For me the longer I was on the diet, the more food triggers I was able to tolerate. I’m now three years into what I call a liberated Heal Your Headache diet. I still follow the general idea of it but, my avoid list is much smaller and more personalized as I’ve figured out my triggers. I can cheat occasionally (within reason) and eat whatever I want (except a handful of things like msg, yeast and yogurt) without repercussions. If the weather is bad or if I am close to my cycle an attack is possible and I can only do that here and there. If I eat common food triggers too many days in a row symptoms kick back in. It’s delightful to have occasional free days though.
There is a common misconception that food triggers will cause symptoms within an hour but, in fact, some effects will come immediately and some can come days later. So you can’t just avoid a few things on the list and expect to see if it’s a trigger for you. We call that an avoidance diet and that just doesn’t work. You need to go all in for at least four months and then slowly add foods back in one by one eating them every day for at least five days to see if symptoms arise for you.
Heal Your Headache did what it promised to do and helped me to reduce my trigger load and raise my migraine threshold. It now takes more trigger exposure to cause symptoms than it did early on. I believe this is why I can occasionally eat ALL the things.
In the end I identified my personal food triggers but, admittedly they’re a little complicated. I only have a few big guys. The rest seem to be little guys that I can eat for a bit. If I eat them too often or if I combine them with too many other little guys they become big. For example, I eat strawberries and spinach alone without issue but, if I combine them, I get symptoms every time.

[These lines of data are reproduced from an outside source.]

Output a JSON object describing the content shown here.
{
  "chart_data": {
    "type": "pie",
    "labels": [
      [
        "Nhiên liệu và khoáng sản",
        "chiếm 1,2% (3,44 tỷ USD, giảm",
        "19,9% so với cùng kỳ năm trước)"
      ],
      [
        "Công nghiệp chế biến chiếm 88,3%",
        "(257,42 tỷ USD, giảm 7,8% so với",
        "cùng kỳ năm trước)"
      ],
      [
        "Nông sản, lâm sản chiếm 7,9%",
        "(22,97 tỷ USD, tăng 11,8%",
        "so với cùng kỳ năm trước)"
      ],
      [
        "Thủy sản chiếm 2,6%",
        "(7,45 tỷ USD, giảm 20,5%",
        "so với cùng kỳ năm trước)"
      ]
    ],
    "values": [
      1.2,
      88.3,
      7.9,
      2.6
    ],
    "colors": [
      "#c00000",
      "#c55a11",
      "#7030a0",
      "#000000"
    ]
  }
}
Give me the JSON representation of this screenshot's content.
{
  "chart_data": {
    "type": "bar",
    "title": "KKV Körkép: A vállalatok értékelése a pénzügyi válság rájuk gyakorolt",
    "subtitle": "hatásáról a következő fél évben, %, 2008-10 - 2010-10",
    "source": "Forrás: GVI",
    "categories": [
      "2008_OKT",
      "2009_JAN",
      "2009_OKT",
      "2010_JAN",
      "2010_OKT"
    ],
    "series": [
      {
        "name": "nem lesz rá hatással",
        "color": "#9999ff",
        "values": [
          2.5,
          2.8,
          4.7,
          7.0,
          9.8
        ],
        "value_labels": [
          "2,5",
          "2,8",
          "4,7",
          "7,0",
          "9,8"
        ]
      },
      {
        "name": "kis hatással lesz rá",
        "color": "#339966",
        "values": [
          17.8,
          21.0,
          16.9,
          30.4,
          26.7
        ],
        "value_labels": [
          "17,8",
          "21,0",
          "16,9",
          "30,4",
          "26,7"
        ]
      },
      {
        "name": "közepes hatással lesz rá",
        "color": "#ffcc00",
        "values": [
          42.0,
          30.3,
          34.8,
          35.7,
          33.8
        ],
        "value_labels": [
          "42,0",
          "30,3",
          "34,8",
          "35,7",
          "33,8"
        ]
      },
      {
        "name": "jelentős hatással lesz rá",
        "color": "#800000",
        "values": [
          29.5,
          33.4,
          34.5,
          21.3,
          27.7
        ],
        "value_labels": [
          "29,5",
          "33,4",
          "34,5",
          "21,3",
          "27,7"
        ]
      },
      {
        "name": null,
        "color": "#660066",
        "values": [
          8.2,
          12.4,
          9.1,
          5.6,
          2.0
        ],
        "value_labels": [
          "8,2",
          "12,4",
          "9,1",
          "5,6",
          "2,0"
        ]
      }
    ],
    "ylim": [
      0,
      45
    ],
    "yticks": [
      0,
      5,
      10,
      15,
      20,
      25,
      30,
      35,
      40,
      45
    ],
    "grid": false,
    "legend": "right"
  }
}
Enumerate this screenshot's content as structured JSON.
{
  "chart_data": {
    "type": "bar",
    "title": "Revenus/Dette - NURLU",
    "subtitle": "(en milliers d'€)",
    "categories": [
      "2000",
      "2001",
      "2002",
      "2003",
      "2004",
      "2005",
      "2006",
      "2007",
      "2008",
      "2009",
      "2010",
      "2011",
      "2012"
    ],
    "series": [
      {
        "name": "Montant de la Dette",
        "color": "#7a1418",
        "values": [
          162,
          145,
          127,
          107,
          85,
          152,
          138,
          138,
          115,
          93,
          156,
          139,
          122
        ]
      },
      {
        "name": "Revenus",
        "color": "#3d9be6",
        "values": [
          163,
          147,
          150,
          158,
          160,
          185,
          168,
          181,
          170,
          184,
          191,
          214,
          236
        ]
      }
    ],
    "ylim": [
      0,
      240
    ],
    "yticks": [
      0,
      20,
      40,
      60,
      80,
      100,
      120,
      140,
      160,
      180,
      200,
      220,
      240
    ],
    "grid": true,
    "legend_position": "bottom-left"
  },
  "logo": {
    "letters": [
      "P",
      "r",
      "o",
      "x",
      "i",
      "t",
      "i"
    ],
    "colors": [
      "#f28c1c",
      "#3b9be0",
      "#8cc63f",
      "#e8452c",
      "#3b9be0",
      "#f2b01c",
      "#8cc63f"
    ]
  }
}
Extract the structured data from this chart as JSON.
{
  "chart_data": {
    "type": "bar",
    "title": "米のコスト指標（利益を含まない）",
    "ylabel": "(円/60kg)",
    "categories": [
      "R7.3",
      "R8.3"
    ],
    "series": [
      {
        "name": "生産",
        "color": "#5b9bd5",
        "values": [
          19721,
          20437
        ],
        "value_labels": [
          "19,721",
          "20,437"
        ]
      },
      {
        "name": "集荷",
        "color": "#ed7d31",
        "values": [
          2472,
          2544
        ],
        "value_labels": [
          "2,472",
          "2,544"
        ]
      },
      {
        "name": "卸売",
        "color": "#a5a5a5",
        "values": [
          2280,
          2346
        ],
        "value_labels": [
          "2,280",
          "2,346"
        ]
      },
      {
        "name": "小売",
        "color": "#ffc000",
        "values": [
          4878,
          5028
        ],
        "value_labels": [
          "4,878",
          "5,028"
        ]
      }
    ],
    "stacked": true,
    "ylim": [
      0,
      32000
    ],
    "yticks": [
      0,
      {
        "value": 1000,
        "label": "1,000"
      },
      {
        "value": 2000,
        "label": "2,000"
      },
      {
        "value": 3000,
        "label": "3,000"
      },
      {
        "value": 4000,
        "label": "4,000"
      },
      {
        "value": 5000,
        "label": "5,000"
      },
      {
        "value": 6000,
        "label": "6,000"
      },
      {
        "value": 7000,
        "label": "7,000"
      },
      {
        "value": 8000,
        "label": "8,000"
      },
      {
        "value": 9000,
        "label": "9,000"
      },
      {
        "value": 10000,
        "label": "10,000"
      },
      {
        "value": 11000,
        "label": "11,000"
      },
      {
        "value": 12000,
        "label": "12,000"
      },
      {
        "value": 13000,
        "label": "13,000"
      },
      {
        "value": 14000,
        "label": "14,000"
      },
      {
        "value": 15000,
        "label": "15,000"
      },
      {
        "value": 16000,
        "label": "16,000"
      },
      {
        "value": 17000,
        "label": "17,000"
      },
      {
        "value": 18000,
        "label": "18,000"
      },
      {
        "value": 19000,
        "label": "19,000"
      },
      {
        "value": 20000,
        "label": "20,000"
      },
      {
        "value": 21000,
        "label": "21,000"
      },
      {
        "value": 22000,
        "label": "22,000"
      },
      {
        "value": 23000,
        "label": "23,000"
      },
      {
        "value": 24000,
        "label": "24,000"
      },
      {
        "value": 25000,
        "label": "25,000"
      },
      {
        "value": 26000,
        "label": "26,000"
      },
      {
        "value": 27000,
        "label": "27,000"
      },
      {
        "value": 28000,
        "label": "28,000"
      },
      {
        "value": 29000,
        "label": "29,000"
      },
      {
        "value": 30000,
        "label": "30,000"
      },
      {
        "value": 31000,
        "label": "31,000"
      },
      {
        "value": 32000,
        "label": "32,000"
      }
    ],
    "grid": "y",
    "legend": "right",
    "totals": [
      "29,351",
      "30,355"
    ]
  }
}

The diet alone was not enough treatment for me to find relief. Along with diet I also exercise, take a variety of supplements recommended for migraine and take a daily preventative medication. A huge benefit of watching my dietary trigger intake is that I believe following the HYY diet has helped my preventative medication to be effective at a very low dose. I am not anti-medication but, because I still consider myself to be young, I’d like to keep my dose low for as long as I possibly can.
Everyone is different, and it may be that not every one of the foods that commonly cause symptoms are personal triggers for you. In fact, if you find that you have food triggers, you most likely only have a few. It’s also possible that your personal food triggers will not be listed on the elimination diet list you choose, like molasses for me. There is no question that finding out whether or not you have personal food triggers is tricky but, you just might be rewarded for your efforts with fewer attacks and more symptom free days. How will you know if an elimination diet will help you if you don’t try it?
I feel compelled to mention that elimination diets are not about blaming the patient. You don’t have migraine because of something you’re eating. Elimination diets are also not a cure. Your neurological disease is not going to magically go away by eliminating food triggers. However, many CAN gain control over symptoms and lessen attacks through dietary changes making them well worth trying in my book.